Binary Search Tree using recursion in Java

http://en.wikipedia.org/wiki/Recursion

For recursion to work you need a base case, and a set of cases and actions that reduce towards the base case.

For counting the number of nodes in a binary trees, we can use the base case of "a node does not exists", and other case of "a node does exist".

For the other case, (node does exist) we will add 1 to the count of nodes add the number of nodes in each of the tree's subtrees (left and right) to the total count. How do we find the number of nodes in the subtrees? Simply apply the same set of conditions that we used for the first node to the child nodes.

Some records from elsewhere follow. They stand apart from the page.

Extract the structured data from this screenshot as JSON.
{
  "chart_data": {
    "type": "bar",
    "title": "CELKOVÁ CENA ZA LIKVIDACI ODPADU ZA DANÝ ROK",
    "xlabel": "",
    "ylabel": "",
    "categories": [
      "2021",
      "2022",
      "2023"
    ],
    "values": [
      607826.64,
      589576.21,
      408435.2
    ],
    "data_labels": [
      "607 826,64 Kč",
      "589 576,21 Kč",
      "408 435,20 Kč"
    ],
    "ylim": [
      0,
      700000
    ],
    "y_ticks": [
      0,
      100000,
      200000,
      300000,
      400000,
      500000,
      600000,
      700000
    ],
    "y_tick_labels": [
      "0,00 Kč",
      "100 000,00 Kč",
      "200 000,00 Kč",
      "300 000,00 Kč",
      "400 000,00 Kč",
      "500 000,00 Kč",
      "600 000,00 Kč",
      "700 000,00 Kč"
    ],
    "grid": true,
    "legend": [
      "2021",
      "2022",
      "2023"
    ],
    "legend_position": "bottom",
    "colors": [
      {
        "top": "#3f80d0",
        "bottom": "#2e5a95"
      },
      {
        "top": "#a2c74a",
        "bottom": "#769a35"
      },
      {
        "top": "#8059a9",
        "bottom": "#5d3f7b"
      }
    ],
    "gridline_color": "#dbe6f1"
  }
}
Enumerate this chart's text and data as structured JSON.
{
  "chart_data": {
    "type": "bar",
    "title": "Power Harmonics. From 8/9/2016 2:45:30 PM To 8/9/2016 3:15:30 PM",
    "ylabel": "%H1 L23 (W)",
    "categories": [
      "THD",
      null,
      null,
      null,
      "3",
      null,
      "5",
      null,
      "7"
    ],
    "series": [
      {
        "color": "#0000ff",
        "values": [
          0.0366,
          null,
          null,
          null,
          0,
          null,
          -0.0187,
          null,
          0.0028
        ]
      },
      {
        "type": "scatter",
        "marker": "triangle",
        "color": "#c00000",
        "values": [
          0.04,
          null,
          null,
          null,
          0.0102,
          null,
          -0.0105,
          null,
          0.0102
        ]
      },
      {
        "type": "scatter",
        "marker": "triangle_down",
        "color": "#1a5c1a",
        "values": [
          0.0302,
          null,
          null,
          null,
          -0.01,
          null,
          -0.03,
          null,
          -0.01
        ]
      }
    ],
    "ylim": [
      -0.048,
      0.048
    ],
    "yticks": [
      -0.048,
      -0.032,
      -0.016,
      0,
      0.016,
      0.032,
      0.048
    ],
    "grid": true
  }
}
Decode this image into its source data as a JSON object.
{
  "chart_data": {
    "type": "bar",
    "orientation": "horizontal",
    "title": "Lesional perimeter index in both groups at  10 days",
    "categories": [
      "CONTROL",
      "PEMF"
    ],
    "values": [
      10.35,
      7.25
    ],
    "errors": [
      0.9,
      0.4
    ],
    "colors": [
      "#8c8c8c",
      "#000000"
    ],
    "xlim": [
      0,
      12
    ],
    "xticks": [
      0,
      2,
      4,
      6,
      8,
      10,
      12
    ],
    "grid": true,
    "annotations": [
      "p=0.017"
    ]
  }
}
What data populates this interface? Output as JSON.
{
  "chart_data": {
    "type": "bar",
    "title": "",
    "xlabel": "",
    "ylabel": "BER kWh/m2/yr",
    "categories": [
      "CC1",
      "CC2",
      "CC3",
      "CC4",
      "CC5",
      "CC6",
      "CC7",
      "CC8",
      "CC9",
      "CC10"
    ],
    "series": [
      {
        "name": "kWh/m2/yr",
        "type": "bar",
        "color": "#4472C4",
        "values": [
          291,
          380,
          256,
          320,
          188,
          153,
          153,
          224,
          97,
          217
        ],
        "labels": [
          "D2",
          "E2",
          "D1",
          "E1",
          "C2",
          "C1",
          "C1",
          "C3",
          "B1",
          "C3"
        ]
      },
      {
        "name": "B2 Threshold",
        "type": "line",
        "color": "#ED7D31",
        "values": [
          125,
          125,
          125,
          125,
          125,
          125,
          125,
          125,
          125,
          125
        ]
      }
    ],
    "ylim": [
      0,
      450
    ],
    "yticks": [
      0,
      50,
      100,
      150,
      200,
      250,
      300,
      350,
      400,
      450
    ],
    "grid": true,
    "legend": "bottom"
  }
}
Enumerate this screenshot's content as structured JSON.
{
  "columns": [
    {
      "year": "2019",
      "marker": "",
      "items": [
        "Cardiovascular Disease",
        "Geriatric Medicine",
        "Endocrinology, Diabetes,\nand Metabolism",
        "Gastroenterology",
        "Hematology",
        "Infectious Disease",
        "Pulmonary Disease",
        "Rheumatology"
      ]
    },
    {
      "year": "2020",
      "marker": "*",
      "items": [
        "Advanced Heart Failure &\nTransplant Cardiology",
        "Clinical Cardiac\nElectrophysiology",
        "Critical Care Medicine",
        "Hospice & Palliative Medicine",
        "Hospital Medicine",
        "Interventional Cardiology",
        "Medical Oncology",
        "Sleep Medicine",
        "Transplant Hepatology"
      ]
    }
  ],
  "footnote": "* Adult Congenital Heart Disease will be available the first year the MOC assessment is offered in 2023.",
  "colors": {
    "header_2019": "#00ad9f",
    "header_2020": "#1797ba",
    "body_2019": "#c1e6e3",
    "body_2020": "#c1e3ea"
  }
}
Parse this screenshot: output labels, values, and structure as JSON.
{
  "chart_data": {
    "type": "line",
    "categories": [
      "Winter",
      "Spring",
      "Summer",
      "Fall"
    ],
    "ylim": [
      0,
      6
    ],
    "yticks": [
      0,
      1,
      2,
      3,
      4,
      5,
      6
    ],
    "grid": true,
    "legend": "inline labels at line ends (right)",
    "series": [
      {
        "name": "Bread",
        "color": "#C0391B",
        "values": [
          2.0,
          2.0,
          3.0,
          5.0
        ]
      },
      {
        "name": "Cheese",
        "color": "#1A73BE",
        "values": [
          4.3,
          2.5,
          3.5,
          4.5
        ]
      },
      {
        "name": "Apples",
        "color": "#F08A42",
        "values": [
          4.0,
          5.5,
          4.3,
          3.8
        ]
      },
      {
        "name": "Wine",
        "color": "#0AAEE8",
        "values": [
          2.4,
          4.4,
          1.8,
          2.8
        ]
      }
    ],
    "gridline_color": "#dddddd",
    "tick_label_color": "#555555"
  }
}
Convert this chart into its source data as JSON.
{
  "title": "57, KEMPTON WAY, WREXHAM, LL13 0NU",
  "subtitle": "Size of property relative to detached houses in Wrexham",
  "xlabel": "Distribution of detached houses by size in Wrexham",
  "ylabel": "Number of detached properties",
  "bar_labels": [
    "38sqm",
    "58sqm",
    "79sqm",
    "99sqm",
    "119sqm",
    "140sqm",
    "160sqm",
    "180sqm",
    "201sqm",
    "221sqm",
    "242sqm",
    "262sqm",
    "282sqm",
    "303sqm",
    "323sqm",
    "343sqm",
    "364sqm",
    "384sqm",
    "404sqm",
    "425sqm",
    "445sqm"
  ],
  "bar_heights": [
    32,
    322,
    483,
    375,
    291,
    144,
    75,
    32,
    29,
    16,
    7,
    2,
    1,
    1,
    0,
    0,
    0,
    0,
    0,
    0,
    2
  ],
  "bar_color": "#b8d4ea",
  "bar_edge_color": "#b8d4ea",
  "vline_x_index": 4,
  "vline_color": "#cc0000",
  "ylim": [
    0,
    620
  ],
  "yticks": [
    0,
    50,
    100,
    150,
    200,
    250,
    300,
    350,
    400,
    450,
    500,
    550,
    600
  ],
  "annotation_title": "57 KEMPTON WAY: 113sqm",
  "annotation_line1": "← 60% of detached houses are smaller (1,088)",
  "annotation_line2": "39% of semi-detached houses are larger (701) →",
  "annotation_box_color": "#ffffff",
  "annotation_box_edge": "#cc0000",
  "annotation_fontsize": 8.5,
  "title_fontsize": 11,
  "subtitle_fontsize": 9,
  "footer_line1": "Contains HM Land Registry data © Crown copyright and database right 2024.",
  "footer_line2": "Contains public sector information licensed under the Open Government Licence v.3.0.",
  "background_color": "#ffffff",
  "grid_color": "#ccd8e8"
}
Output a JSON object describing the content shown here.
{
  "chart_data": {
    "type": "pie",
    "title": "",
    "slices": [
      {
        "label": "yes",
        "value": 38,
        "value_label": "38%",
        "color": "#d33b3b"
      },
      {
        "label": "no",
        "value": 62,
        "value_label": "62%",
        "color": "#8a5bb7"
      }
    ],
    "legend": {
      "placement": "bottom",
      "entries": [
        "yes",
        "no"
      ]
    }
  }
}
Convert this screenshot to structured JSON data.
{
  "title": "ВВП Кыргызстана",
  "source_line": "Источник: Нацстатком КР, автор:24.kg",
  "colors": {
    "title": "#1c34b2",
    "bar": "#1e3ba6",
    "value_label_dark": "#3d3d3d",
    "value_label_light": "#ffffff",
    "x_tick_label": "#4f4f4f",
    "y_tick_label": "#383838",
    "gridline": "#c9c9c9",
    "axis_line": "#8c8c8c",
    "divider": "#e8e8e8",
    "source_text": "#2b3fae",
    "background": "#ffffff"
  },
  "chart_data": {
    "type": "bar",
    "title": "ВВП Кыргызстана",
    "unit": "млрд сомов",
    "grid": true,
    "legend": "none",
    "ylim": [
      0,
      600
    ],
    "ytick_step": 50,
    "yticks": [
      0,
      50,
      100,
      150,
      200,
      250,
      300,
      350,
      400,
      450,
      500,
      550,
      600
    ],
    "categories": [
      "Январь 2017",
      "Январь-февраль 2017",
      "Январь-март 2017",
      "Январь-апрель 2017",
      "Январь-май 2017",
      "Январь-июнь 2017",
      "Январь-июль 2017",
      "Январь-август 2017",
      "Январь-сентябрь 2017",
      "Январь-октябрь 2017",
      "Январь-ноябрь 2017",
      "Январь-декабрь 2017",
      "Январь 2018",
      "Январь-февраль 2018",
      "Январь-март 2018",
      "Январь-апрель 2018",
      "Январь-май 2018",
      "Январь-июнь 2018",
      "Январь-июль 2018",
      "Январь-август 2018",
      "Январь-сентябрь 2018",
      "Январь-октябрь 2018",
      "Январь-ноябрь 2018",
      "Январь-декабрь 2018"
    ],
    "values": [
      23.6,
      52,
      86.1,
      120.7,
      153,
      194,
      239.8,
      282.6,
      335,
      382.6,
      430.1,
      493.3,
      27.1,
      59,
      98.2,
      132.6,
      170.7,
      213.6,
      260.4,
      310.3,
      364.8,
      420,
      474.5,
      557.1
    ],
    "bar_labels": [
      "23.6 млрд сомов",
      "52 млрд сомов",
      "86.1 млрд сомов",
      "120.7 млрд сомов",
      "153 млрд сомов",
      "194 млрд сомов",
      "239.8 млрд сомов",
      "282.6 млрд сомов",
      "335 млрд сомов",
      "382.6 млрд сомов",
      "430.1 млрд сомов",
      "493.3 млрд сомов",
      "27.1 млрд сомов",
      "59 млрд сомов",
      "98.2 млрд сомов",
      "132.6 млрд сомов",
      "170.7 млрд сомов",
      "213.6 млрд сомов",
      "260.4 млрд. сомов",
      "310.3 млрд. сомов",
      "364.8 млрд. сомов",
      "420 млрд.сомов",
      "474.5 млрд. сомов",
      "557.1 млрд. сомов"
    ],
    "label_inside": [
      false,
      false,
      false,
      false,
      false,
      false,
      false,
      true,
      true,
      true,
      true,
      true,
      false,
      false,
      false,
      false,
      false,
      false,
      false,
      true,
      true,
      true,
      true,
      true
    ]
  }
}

By repeatedly breaking down the tree's subnodes we can obtain the total number of nodes in the tree

Take for example:

     N1
     /\ 
   N2   N3
   /\    \
 N4  N5   N6

Let's call our counting method countNodes().

pseudocode for countNodes

int countNodes(Node parent):
    if parent:
        return 1 + countNodes(parent.left) + countNodes(parent.right)
    else:
        return 0

countNodes will first check if the node you pass to it exists.

If not (base case) return 0 [logically this makes sense because if the node doesnt exist, there will be no nodes in it's subtree's that dont exist]

If the node exists you will return 1 + the sum of the number of nodes in the subtrees. To find the number of nodes in the subtrees we will just call our countNodes() method on each child node.

In the example tree above we start with N1. We see that N1 exists so what we need to find now is:

1 + # of nodes in the left subtree + # of nodes in the right subtree.

N1's subtrees are:

  Left         Right
   N2            N3
   /\             \
 N4  N5            N6

We start by calling the countNodes() method on N2 (N1's left subtree).

N2 exists so now we are looking for

1 + # of nodes in N2's left subtree + # of nodes in N2's right subtree

N2's subtrees are:

Left     Right
 N4       N5

calling countNodes() on N4 we are looking for

1 + # of nodes in N4's left subtree + # of nodes in N4's right subtree

N4's left node is null so when countNodes() is called on N4's left node it will return 0 (base case).

N4's right node is also null so countNodes() for the right node is also going to return 0

N4's pending operations can complete and you have 1 + 0 + 0 (non-base case return value)

Now N2's pending operation looks like

1 + 1 + # of nodes right subtree

calling countNodes() on N5 results in the same value as N4 so N2's return value has become:

1 + 1 + 1

N2 returns 3 to N1's pending operation to make it look like:

1 + 3 + # nodes in right subtree

# nodes in N3 subtree is:
countNodes() on N3 returns 1 + countNodes->null (base) + countNodes()->N6

# nodes in N6 subtree is
countNodes() on N6 returns 1 + countNodes->null (base) + countNodes()->null (base)
return value = 1

# nodes in N3 subtree is 1 + 0 + 1
returns 2

finally the call on N1's countNodes() can complete with 

1 + 3 + 2

countNodes() on N1 returns 6

To count all the right nodes in a tree you can use the following pseudocode:

int countRightNodes(Node parent):
    if !parent:
        return 0

    if has right node:
        return 1 + (# of right nodes in left subtree) + (# of right nodes in right subtree)
    else:
        return (# of right nodes in left subtree)